Janas studied painting at the Academy of Fine Arts in Warsaw, under Prof. Jerzy Tchórzewski. He is associated with the Warsaw-based Foksal Gallery Foundation, the Bortolami Gallery in New York, and Galerie Giti Nourbakhsch in Berlin. He lives and works in Warsaw.
Janas's painting is often described as representing the “traditional approach.” Art critics point to the classical link between his work and the surrealist current, at the same time highlighting the influence of his master – Jerzy Tchórzewski. Stach Szabłowski even wrote:
If Janas' works were not signed, he could easily be taken for a forgotten surrealist from 1940s, one of those dark visionaries who abandoned the realm of figurative representations and immersed themselves in the abyss of the imagination.
Jakub Banasiak identified Janas as the precursor of the young Polish neo-surrealists, whom he referred to as “tired of reality,” thus bracketing artists such as Jakub Julian Ziółkowski and Tomek Kowalski.

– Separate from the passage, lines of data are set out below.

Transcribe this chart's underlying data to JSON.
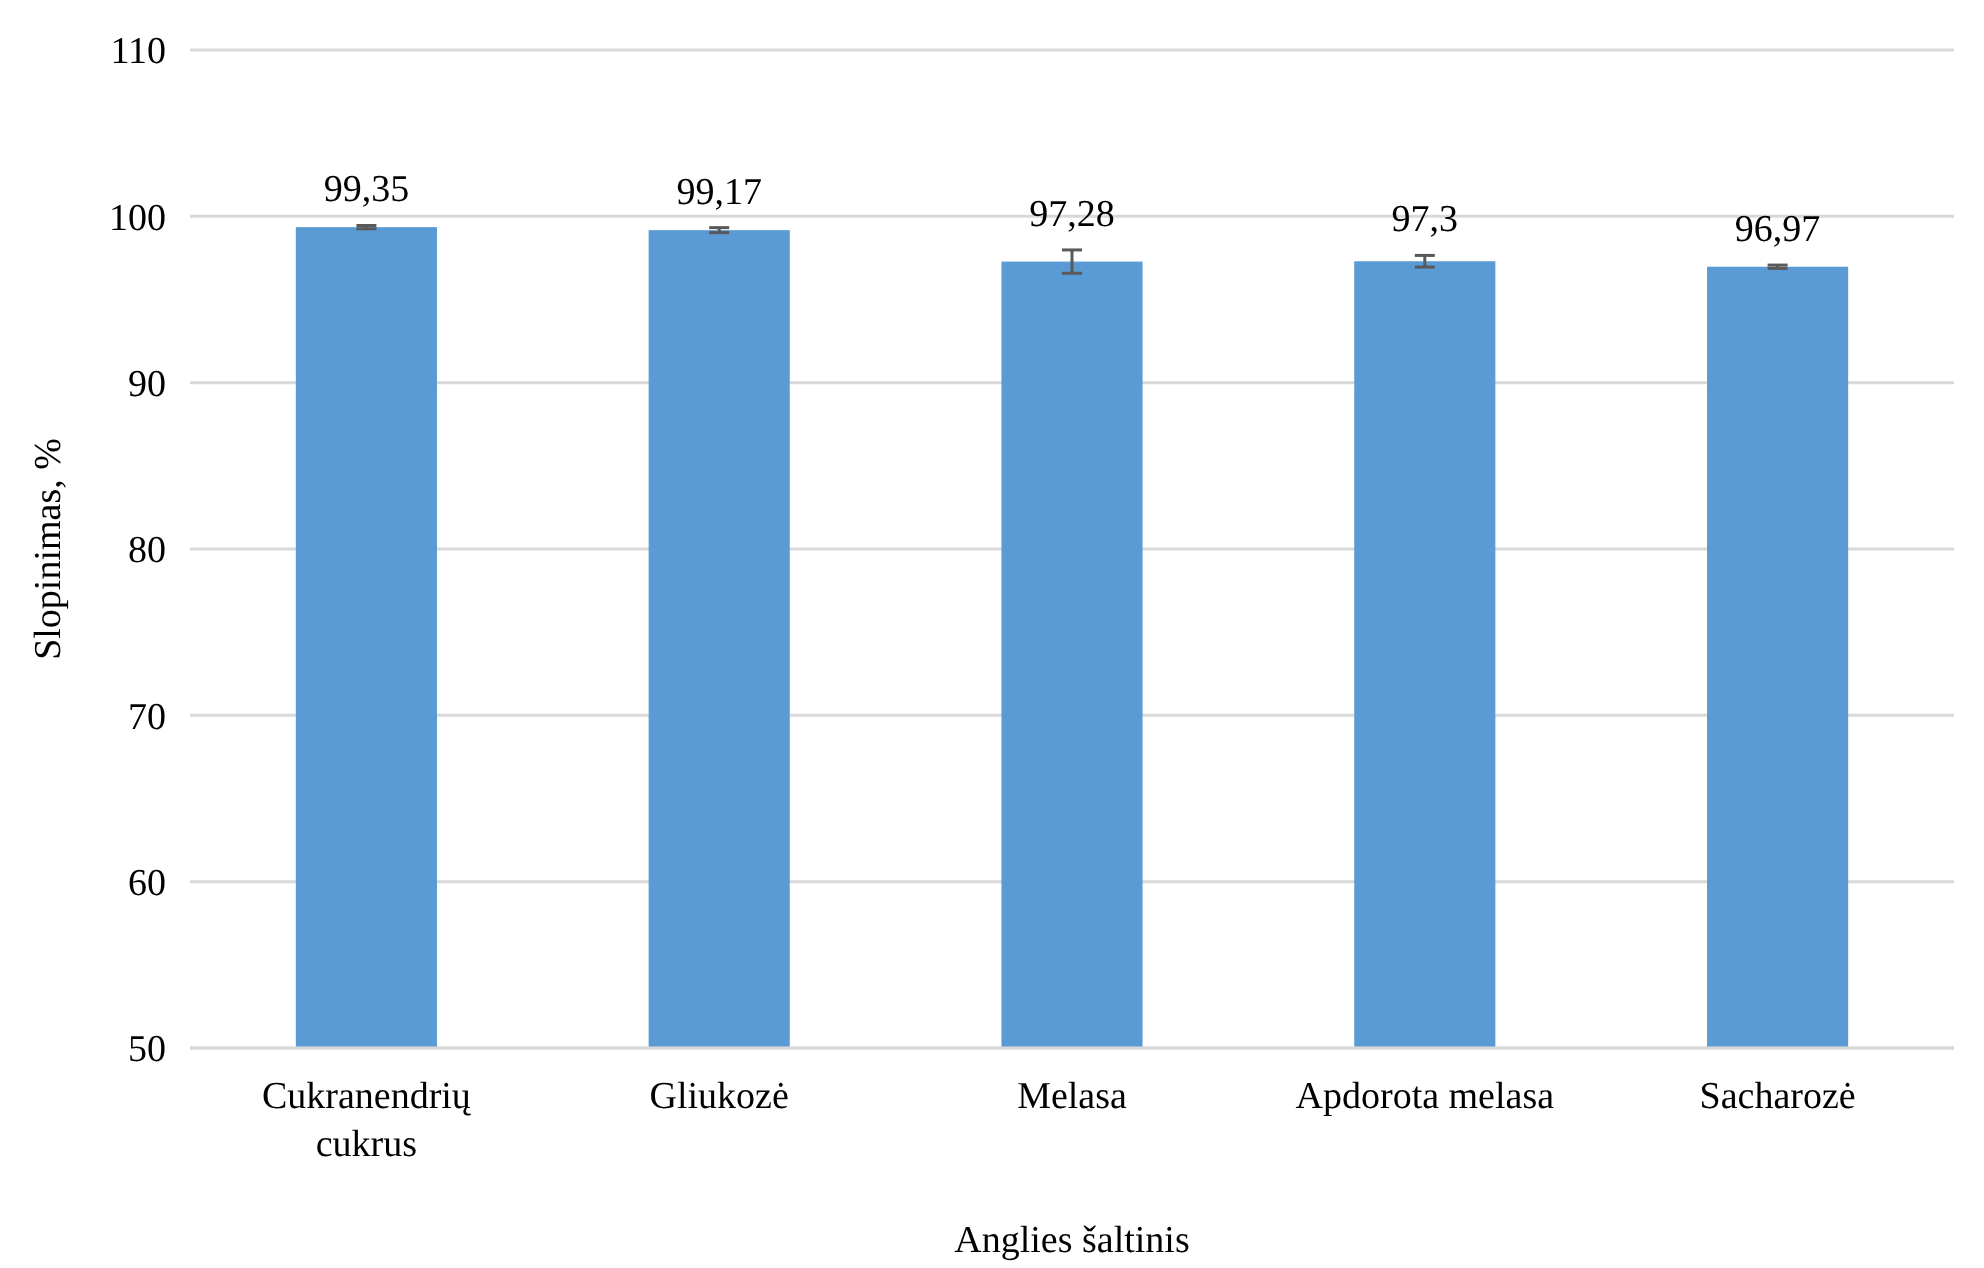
{
  "chart_data": {
    "type": "bar",
    "xlabel": "Anglies šaltinis",
    "ylabel": "Slopinimas, %",
    "categories": [
      "Cukranendrių cukrus",
      "Gliukozė",
      "Melasa",
      "Apdorota melasa",
      "Sacharozė"
    ],
    "values": [
      99.35,
      99.17,
      97.28,
      97.3,
      96.97
    ],
    "errors": [
      0.1,
      0.15,
      0.7,
      0.35,
      0.1
    ],
    "value_labels": [
      "99,35",
      "99,17",
      "97,28",
      "97,3",
      "96,97"
    ],
    "color": "#5b9bd5",
    "ylim": [
      50,
      110
    ],
    "yticks": [
      50,
      60,
      70,
      80,
      90,
      100,
      110
    ],
    "grid": "y"
  }
}
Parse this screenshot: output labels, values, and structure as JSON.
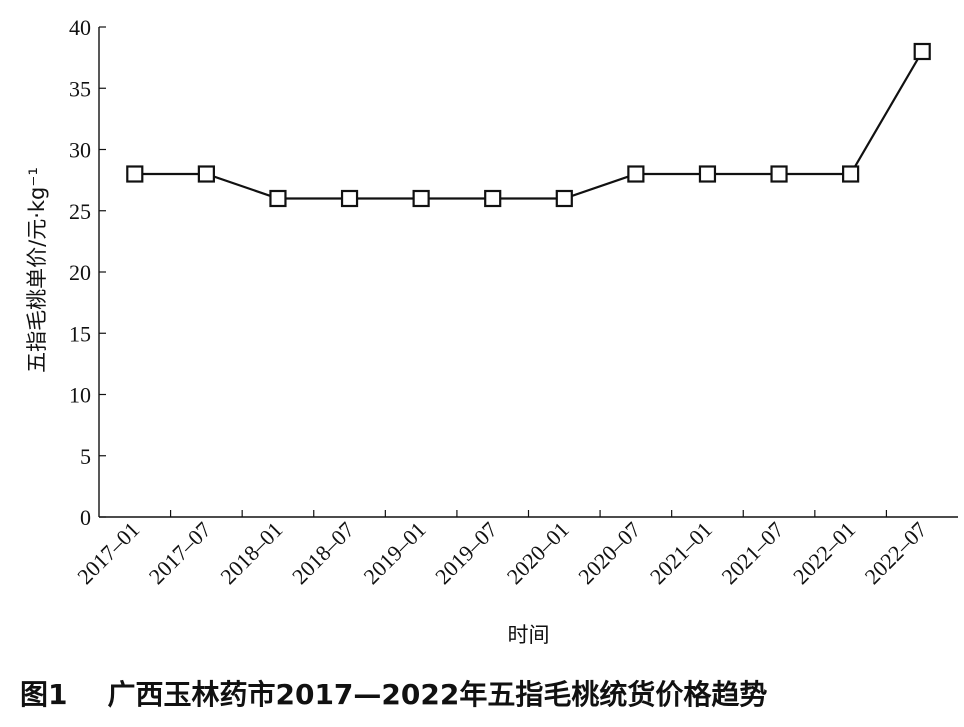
{
  "chart_data": {
    "type": "line",
    "categories": [
      "2017–01",
      "2017–07",
      "2018–01",
      "2018–07",
      "2019–01",
      "2019–07",
      "2020–01",
      "2020–07",
      "2021–01",
      "2021–07",
      "2022–01",
      "2022–07"
    ],
    "series": [
      {
        "values": [
          28,
          28,
          26,
          26,
          26,
          26,
          26,
          28,
          28,
          28,
          28,
          38
        ],
        "marker": "open-square",
        "color": "#111111"
      }
    ],
    "ylim": [
      0,
      40
    ],
    "yticks": [
      0,
      5,
      10,
      15,
      20,
      25,
      30,
      35,
      40
    ],
    "xlabel": "时间",
    "ylabel": "五指毛桃单价/元·kg⁻¹",
    "grid": false
  },
  "caption": {
    "figure_label": "图1",
    "title": "广西玉林药市2017—2022年五指毛桃统货价格趋势"
  }
}
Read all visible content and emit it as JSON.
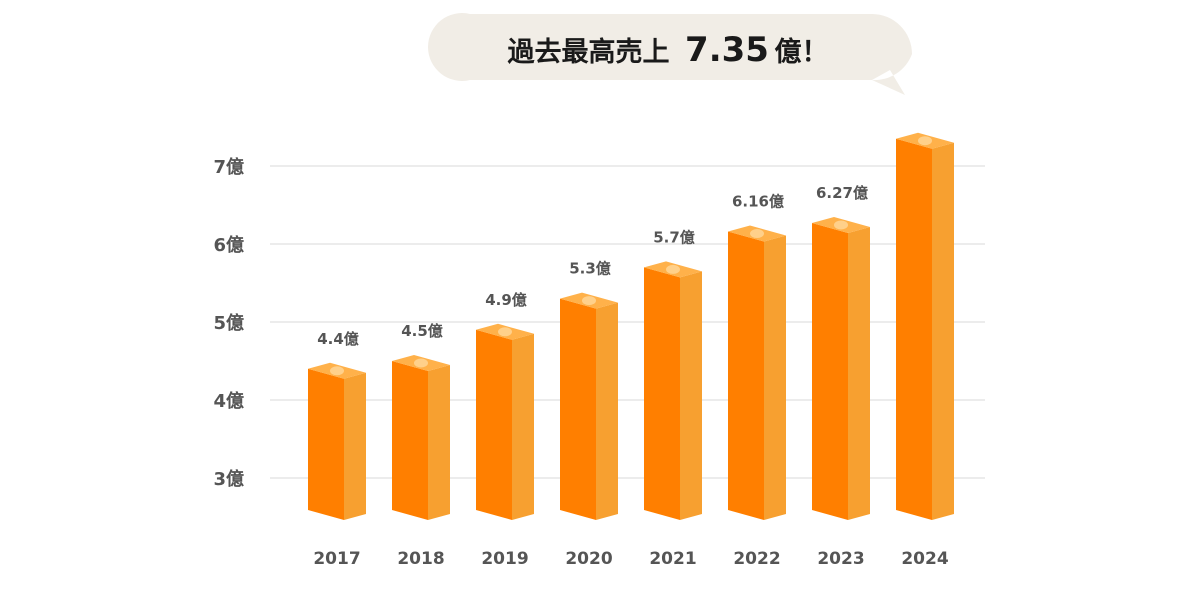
{
  "chart_data": {
    "type": "bar",
    "title": "",
    "xlabel": "",
    "ylabel": "",
    "categories": [
      "2017",
      "2018",
      "2019",
      "2020",
      "2021",
      "2022",
      "2023",
      "2024"
    ],
    "values": [
      4.4,
      4.5,
      4.9,
      5.3,
      5.7,
      6.16,
      6.27,
      7.35
    ],
    "data_labels": [
      "4.4億",
      "4.5億",
      "4.9億",
      "5.3億",
      "5.7億",
      "6.16億",
      "6.27億",
      ""
    ],
    "y_ticks": [
      3,
      4,
      5,
      6,
      7
    ],
    "y_tick_labels": [
      "3億",
      "4億",
      "5億",
      "6億",
      "7億"
    ],
    "ylim": [
      2.7,
      7.4
    ],
    "grid": true,
    "legend": "none",
    "colors": {
      "front": "#ff7f00",
      "side": "#f7a030",
      "top": "#ffb14a",
      "top_dot": "#ffd08a",
      "grid": "#d9d9d9",
      "callout_bg": "#f1ede6"
    }
  },
  "callout": {
    "text_prefix": "過去最高売上",
    "value": "7.35",
    "unit_suffix": "億！"
  }
}
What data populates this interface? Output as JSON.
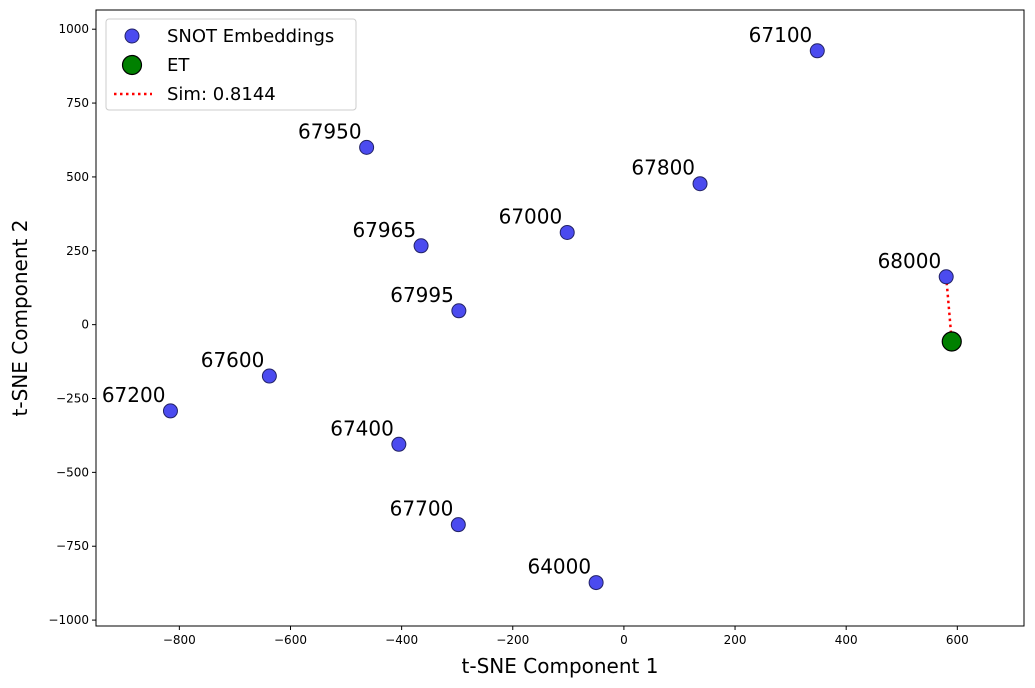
{
  "chart_data": {
    "type": "scatter",
    "title": "",
    "xlabel": "t-SNE Component 1",
    "ylabel": "t-SNE Component 2",
    "xlim": [
      -950,
      720
    ],
    "ylim": [
      -1020,
      1065
    ],
    "x_ticks": [
      -800,
      -600,
      -400,
      -200,
      0,
      200,
      400,
      600
    ],
    "y_ticks": [
      -1000,
      -750,
      -500,
      -250,
      0,
      250,
      500,
      750,
      1000
    ],
    "grid": false,
    "legend_position": "top-left",
    "series": [
      {
        "name": "SNOT Embeddings",
        "color": "#4b4bef",
        "points": [
          {
            "label": "67100",
            "x": 348,
            "y": 927
          },
          {
            "label": "67950",
            "x": -463,
            "y": 600
          },
          {
            "label": "67800",
            "x": 137,
            "y": 477
          },
          {
            "label": "67000",
            "x": -102,
            "y": 312
          },
          {
            "label": "67965",
            "x": -365,
            "y": 267
          },
          {
            "label": "68000",
            "x": 580,
            "y": 162
          },
          {
            "label": "67995",
            "x": -297,
            "y": 47
          },
          {
            "label": "67600",
            "x": -638,
            "y": -174
          },
          {
            "label": "67200",
            "x": -816,
            "y": -292
          },
          {
            "label": "67400",
            "x": -405,
            "y": -405
          },
          {
            "label": "67700",
            "x": -298,
            "y": -677
          },
          {
            "label": "64000",
            "x": -50,
            "y": -873
          }
        ]
      },
      {
        "name": "ET",
        "color": "#008000",
        "points": [
          {
            "x": 590,
            "y": -57
          }
        ]
      },
      {
        "name": "Sim: 0.8144",
        "type": "line",
        "style": "dotted",
        "color": "#ff0000",
        "points": [
          {
            "x": 580,
            "y": 162
          },
          {
            "x": 590,
            "y": -57
          }
        ]
      }
    ]
  }
}
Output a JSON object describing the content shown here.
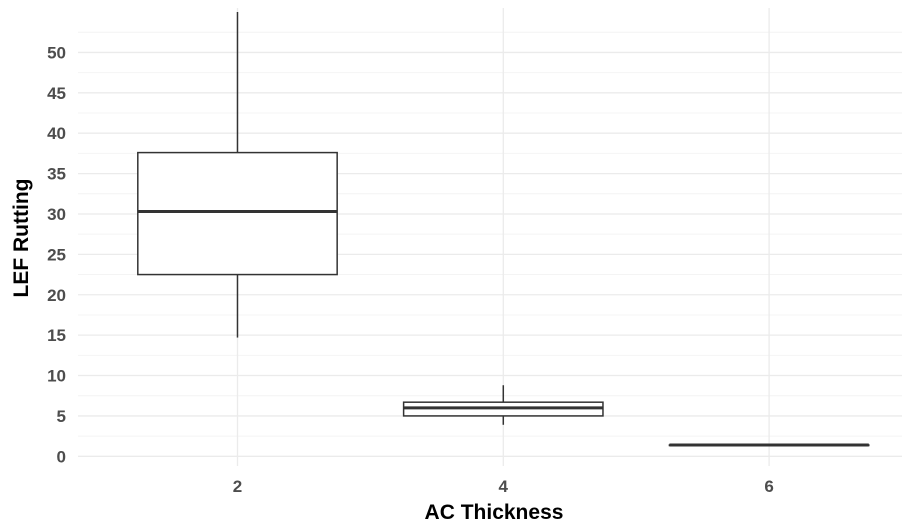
{
  "chart_data": {
    "type": "boxplot",
    "title": "",
    "xlabel": "AC Thickness",
    "ylabel": "LEF Rutting",
    "categories": [
      "2",
      "4",
      "6"
    ],
    "x_values": [
      2,
      4,
      6
    ],
    "xlim": [
      0.8,
      7.0
    ],
    "ylim": [
      -1.2,
      55.5
    ],
    "yticks": [
      0,
      5,
      10,
      15,
      20,
      25,
      30,
      35,
      40,
      45,
      50
    ],
    "grid": true,
    "boxes": [
      {
        "x": 2,
        "whisker_low": 14.7,
        "q1": 22.5,
        "median": 30.3,
        "q3": 37.6,
        "whisker_high": 55
      },
      {
        "x": 4,
        "whisker_low": 3.9,
        "q1": 5.0,
        "median": 6.0,
        "q3": 6.7,
        "whisker_high": 8.8
      },
      {
        "x": 6,
        "whisker_low": 1.4,
        "q1": 1.4,
        "median": 1.4,
        "q3": 1.4,
        "whisker_high": 1.4
      }
    ],
    "colors": {
      "box_fill": "#ffffff",
      "box_stroke": "#333333",
      "grid_major": "#ebebeb",
      "grid_minor": "#f4f4f4"
    }
  }
}
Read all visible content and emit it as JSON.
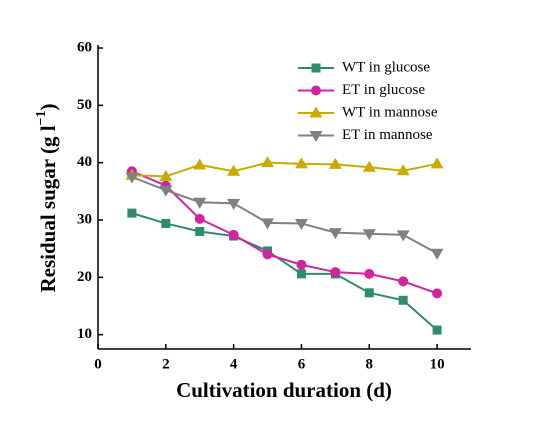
{
  "chart_data": {
    "type": "line",
    "xlabel": "Cultivation duration (d)",
    "ylabel": {
      "text": "Residual sugar (g l",
      "sup": "−1",
      "end": ")"
    },
    "x": [
      1,
      2,
      3,
      4,
      5,
      6,
      7,
      8,
      9,
      10
    ],
    "series": [
      {
        "name": "WT in glucose",
        "color": "#2e8b6e",
        "marker": "square",
        "values": [
          31.2,
          29.4,
          28.0,
          27.2,
          24.6,
          20.6,
          20.6,
          17.3,
          16.0,
          10.8
        ]
      },
      {
        "name": "ET in glucose",
        "color": "#d0259f",
        "marker": "circle",
        "values": [
          38.5,
          36.0,
          30.2,
          27.4,
          24.0,
          22.2,
          20.9,
          20.6,
          19.3,
          17.2
        ]
      },
      {
        "name": "WT in mannose",
        "color": "#c8aa00",
        "marker": "triangle-up",
        "values": [
          37.8,
          37.6,
          39.6,
          38.5,
          40.0,
          39.8,
          39.7,
          39.2,
          38.6,
          39.8
        ]
      },
      {
        "name": "ET in mannose",
        "color": "#808080",
        "marker": "triangle-down",
        "values": [
          37.5,
          35.2,
          33.1,
          32.9,
          29.5,
          29.4,
          27.8,
          27.6,
          27.4,
          24.2
        ]
      }
    ],
    "xlim": [
      0,
      11
    ],
    "xticks": [
      0,
      2,
      4,
      6,
      8,
      10
    ],
    "ylim": [
      7.5,
      60
    ],
    "yticks": [
      10,
      20,
      30,
      40,
      50,
      60
    ],
    "grid": false,
    "legend": "upper right"
  }
}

Janas first emerged on the art scene when he took part in the 2001 exhibition Zawody malarskie (Painters' Competition), curated by Adam Szymczyk in Bielsko-Biała. Only two years later, Francesco Bonami presented his works at the Venice Biennale. The painter also started cooperating with Western galleries. From the very beginning, his canvases have been notorious for their oscillation between abstraction and figuration. Adam Szymczyk wrote:
These ostentatiously non-representational compositions with traces of figuration have irritated many. They are perfect in their panache towards the expectations of the cultural audience – one rarely comes across paintings that can offend the taste of the viewers so flawlessly and leave them completely clueless as to the source of this distaste.
A pristinely white painting support is the meeting area of mechanical forms (sharply formed, resembling machines, and “piercing” the canvas surface) with amorphous ones (organic, amoeba-like, “fluid,” bodily). This contrast is also reflected in the colour combinations: reds and pinks, reminiscent of the living world, as well as dark and grimy shades – associated with death and sin. As Szymczyk wrote:
There is no narrative or formal unity. The three-dimensional objects are transformed into flat, organic fragments, connected with diagrams, the dirt and splashes neighbour the immaculately painted surfaces.
The difficulty of verbally describing or interpreting Janas' paintings has also always been an issue.